Avec un équilibre mondial bouleversé par les guerres, l’urgence climatique ou les pandémies, l’exposition représente « un manifeste collectif qui affirme la fragilité comme intrinsèquement liée à une forme de résistance, qui nous permet de ré-imaginer notre avenir » confient les deux commissaires d’exposition. 

RÉSISTANCE OU FRAGILITÉ : LES DEUX FACES D’UNE MÊME PIÈCE

Imaginée par le Libanais Sam Bardaouil et l’Allemand Till Fellrath, notamment fondateurs de la plateforme de curation « Art Reoriented », cette nouvelle édition 2022 s’implante après trois ans de pandémie. À travers six lieux emblématiques, certains réouverts pour l’occasion à l’instar des Usines Fagor ou du musée Guimet de Lyon, chaque artiste transpose sa vision de la fragilité grâce à différentes techniques : mots, images, sons…

Plusieurs artistes ont ainsi accordé une place importante aux luttes sociales dans leurs œuvres. Chaque création s’articule autour d’une lutte en particulier, comme la réunification de l’Allemagne à travers Grundgesetz – Ein chorischer Stresstest de Marta Gornicka ou le travail forcé de milliers de personnes à Ceuta présenté dans Bab Sebta (Ceuta’s Gate) par l’artiste Randa Maroufi. Mais toutes imaginent, selon les mots de l’artiste Daniel Otero Torres  « de nouvelles stratégies de résistance et de résilience, en célébrant la force de l’unité et du partage de valeurs communes au sein de différents groupes ». 

Plusieurs productions se sont également concentrées sur le lien qu’entretient l’Homme avec son environnement et l’importante fragilité de celui-ci.

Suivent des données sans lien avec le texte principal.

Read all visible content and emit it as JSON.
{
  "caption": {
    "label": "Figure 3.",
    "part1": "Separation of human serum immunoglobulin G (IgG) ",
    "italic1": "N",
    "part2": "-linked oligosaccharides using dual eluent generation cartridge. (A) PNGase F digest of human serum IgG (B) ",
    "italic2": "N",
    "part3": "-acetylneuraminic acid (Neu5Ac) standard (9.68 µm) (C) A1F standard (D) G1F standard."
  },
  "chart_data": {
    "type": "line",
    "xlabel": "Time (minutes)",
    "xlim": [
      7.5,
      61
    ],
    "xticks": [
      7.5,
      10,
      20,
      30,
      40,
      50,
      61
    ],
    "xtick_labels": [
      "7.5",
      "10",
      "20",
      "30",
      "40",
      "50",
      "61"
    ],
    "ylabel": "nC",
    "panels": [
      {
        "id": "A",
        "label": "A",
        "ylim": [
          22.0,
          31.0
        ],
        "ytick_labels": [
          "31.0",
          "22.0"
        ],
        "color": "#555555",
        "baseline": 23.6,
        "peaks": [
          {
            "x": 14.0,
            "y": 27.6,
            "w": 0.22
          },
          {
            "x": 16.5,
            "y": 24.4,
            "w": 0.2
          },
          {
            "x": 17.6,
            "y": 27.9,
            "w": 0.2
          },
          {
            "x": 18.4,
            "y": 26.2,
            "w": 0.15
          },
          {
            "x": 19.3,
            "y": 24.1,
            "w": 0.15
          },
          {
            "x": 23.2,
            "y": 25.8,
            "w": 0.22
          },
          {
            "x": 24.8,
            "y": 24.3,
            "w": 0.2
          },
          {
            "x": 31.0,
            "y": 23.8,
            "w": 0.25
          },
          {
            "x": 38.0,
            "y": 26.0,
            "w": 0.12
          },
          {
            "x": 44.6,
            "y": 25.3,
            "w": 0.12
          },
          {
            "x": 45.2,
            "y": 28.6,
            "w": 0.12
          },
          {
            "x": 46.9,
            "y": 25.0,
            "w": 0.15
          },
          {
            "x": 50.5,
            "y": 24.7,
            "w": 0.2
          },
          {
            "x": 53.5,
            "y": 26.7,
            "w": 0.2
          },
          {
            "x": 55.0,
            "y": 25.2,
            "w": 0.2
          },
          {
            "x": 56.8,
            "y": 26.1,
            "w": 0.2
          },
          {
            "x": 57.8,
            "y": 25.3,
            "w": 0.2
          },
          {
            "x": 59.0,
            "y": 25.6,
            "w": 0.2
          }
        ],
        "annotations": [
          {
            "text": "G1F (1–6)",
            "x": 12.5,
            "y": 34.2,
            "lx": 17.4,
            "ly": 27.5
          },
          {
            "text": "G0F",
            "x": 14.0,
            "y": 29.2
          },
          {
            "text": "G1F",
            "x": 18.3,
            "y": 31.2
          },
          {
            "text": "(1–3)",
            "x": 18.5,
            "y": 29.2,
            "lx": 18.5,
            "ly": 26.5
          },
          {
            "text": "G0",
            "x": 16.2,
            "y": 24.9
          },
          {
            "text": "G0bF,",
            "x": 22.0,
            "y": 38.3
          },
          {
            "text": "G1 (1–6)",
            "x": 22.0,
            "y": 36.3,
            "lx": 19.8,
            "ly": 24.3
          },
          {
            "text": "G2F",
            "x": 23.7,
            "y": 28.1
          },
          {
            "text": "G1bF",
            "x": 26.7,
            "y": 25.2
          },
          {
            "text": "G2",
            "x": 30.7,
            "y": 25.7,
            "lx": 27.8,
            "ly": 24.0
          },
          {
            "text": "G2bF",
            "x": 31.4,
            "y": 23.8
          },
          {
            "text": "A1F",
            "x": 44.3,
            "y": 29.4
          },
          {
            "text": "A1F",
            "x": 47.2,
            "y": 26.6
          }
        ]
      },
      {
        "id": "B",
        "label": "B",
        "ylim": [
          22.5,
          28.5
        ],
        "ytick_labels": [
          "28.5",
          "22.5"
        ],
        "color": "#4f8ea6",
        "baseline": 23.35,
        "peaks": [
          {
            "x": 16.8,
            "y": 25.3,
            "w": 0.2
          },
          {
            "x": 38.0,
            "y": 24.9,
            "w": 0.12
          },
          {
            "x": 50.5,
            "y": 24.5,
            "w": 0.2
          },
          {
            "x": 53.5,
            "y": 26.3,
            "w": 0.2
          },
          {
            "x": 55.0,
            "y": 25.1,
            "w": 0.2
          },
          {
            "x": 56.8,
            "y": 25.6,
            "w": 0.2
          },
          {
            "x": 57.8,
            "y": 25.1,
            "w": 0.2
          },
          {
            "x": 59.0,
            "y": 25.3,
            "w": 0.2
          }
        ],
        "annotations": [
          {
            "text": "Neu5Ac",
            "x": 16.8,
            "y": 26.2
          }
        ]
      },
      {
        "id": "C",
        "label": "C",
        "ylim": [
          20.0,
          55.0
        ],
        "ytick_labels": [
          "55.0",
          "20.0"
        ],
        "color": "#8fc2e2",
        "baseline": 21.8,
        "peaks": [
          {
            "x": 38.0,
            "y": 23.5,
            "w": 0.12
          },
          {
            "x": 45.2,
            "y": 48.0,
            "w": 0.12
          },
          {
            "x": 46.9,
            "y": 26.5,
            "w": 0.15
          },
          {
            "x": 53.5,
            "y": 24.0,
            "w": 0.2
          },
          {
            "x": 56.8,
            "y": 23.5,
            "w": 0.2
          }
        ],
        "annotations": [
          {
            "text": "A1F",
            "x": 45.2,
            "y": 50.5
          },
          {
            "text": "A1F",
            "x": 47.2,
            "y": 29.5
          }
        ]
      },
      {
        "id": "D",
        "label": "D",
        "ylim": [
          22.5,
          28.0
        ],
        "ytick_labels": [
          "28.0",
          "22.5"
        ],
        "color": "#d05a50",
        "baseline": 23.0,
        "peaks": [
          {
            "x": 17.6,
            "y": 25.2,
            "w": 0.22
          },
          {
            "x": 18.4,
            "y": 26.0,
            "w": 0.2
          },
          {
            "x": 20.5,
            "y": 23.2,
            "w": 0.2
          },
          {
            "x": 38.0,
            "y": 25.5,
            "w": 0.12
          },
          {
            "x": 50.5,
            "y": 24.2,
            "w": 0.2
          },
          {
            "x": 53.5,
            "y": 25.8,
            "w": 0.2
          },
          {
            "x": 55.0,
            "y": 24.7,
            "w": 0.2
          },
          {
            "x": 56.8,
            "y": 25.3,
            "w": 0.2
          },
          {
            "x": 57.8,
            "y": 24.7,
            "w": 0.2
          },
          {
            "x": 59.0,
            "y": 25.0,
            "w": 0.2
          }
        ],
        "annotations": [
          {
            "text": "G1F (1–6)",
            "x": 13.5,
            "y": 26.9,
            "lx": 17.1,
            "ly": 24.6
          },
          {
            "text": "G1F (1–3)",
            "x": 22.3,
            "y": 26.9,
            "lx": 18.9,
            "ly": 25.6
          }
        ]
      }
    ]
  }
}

C’est notamment le choix qu’a fait Julian Charrière à travers Towards No Earthly Pole, un film couleur, Not All Who Wander Are Lost, une sculpture, et Pure Waste, une vidéo couleur. Ces trois créations mettent en exergue le décalage entre la contemplation de l’homme face à l’immensité de son environnement et la vulnérabilité de ces paysages. L’objectivité scientifique des conséquences de l’exploitation des ressources par l’être humain force le visiteur à s’interroger sur sa propre relation à la fragilité du monde qui l’entoure. 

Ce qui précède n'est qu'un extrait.